I cried so much. I couldn't believe he'd let me down like this again.

I returned to Sydney, desperately frustrated. The next time we spoke, I was furious and was not going to let him off the hook. I decided to ask him questions about Townsville, ones that you could not find the answer to on Google and that only someone who lived in the town would know. He couldn’t answer the questions so the final alarm bells went off and I began to distance myself from him.

I was also being contacted by a woman on Facebook who was wanting to know why I had posted I was in a relationship with him when he was supposedly her boyfriend. I was also receiving strange phone calls from guys claiming to be him, but the accents were changing constantly and I knew that it was multiple people calling and claiming to be him.

I reached a point where I simply had to break my own heart.

I finally admitted to myself that after two years, I had fallen victim to an online scammer.
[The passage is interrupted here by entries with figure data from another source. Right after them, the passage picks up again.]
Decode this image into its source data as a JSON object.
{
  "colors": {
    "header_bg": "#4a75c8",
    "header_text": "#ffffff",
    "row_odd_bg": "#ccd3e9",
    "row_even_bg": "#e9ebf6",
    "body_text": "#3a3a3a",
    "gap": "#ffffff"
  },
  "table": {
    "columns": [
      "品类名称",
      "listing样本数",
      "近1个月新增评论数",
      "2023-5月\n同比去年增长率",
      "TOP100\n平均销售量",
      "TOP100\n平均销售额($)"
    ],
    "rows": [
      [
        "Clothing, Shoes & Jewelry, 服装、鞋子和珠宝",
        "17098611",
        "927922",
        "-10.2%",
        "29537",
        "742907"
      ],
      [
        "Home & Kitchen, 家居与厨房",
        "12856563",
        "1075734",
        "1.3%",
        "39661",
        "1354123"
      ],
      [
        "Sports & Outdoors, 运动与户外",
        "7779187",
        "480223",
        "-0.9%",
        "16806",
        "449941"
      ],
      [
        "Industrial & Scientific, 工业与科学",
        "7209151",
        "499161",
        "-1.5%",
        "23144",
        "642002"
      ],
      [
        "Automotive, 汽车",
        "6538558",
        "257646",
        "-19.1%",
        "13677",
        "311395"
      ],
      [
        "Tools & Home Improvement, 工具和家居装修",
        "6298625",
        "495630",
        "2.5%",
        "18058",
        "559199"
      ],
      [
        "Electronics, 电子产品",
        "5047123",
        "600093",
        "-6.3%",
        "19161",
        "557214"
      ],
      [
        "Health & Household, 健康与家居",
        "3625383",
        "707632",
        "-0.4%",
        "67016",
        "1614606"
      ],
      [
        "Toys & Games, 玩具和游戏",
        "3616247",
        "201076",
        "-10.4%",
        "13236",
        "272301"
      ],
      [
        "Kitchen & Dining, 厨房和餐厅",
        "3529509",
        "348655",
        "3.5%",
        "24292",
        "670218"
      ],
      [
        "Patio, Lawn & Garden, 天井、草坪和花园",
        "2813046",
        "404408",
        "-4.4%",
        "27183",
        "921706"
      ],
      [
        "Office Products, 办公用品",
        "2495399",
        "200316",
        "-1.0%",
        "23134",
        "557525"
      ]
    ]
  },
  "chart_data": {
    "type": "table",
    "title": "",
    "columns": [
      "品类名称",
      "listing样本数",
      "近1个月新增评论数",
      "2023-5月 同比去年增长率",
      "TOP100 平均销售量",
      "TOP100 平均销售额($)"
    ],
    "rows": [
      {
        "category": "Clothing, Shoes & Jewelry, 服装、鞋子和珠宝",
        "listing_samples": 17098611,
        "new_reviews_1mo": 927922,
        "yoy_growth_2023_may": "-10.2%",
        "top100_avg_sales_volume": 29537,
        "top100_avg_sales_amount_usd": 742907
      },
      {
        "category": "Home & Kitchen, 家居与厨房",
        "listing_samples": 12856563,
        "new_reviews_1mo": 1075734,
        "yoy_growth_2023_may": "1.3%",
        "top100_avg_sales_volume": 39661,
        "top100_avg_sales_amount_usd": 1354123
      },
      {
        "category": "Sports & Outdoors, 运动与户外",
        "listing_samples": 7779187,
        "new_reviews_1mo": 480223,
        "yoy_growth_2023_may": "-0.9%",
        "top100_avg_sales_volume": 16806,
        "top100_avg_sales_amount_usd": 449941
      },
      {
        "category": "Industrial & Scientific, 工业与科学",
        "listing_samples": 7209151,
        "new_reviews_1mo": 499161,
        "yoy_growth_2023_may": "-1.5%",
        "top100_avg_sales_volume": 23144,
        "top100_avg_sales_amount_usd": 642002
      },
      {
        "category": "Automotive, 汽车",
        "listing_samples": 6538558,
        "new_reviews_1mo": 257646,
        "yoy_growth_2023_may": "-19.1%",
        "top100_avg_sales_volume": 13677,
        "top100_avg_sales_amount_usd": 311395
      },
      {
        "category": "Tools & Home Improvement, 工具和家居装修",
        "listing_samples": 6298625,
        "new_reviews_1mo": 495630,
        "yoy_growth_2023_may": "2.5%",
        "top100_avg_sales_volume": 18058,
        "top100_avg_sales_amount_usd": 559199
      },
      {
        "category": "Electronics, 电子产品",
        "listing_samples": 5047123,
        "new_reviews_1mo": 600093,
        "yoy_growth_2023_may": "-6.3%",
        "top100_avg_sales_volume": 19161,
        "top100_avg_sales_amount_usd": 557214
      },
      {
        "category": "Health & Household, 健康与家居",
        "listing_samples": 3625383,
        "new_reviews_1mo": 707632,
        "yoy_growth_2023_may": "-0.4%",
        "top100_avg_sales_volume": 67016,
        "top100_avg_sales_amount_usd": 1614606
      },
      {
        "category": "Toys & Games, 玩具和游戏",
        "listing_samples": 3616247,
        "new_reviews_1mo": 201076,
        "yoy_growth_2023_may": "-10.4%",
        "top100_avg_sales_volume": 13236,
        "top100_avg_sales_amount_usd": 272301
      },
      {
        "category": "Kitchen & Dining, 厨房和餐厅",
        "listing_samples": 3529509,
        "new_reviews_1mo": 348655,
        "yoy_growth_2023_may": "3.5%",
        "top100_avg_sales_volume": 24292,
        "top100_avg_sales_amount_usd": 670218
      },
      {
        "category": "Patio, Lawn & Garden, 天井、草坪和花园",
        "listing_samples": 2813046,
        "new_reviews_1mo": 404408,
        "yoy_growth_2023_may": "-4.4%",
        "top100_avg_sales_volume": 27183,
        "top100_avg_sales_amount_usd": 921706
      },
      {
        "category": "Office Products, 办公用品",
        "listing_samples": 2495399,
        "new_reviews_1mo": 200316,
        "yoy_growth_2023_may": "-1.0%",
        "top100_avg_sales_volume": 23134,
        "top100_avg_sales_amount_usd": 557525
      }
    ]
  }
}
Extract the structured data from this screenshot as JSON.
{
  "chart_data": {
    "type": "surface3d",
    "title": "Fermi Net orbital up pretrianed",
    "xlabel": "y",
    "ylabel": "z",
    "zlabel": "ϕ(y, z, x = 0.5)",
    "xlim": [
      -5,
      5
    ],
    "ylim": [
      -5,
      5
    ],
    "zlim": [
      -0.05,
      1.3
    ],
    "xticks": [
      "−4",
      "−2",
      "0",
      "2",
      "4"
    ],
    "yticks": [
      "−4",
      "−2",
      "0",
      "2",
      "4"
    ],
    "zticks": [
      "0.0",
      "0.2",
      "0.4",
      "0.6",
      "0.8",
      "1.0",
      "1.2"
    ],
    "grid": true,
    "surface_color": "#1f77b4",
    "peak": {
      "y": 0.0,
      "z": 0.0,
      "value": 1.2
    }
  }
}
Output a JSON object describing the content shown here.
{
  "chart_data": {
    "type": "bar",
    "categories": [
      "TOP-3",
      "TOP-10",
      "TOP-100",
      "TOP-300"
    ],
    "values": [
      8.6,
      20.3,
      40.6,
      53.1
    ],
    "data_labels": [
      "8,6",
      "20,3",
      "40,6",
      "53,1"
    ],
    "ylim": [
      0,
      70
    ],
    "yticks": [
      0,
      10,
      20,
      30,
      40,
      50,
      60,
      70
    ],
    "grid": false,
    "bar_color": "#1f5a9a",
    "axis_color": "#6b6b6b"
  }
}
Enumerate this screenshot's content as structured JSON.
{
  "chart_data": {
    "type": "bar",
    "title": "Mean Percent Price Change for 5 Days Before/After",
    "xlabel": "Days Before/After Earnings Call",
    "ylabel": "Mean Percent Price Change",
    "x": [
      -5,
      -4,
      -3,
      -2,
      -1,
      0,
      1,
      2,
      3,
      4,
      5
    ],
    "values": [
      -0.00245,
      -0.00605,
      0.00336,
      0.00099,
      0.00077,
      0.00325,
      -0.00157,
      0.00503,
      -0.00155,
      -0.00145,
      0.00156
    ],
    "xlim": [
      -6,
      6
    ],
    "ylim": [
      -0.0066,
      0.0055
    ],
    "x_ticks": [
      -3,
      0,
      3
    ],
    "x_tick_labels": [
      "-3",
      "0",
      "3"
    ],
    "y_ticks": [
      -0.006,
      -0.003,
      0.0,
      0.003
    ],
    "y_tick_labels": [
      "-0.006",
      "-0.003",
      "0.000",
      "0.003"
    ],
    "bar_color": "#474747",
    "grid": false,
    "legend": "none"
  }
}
I'd probably sent around $2,000 to the scammer and while I know some women who've been catfished lose a lot more, I felt I'd lost more than just money. I'd lost a part of myself.

I shut down all online profiles and became so closed off to everyone, including all my close friends. I went through a very long period of time where I questioned everyone in my life and couldn’t trust anyone even those closest to me.

I was emotionally destroyed and broken.

Looking back now I see all the red flags that I missed and feel so stupid about missing the signs.

After I shared my story online about what happened to me, I was approached by a TV show who offered to investigate the "relationship" on my behalf.

This was when I found photos I'd been sent appeared on a scam website and were not of the person I'd been talking to.

The scammer had assumed an identity and sucked me in with the irresistible looks. The scammer had never even been in Australia and was in fact located in Nigeria.

I decided not to pursue the investigation because I had gone through enough pain and had put the experience behind me. But I want to share my story and experience in the hope that I can stop others from falling victim.

Never forget the old saying, “If it seems too good to be true then it usually is”. And when alarm bells go off, even if it's just a tinkle, pay attention. It's usually for good reason.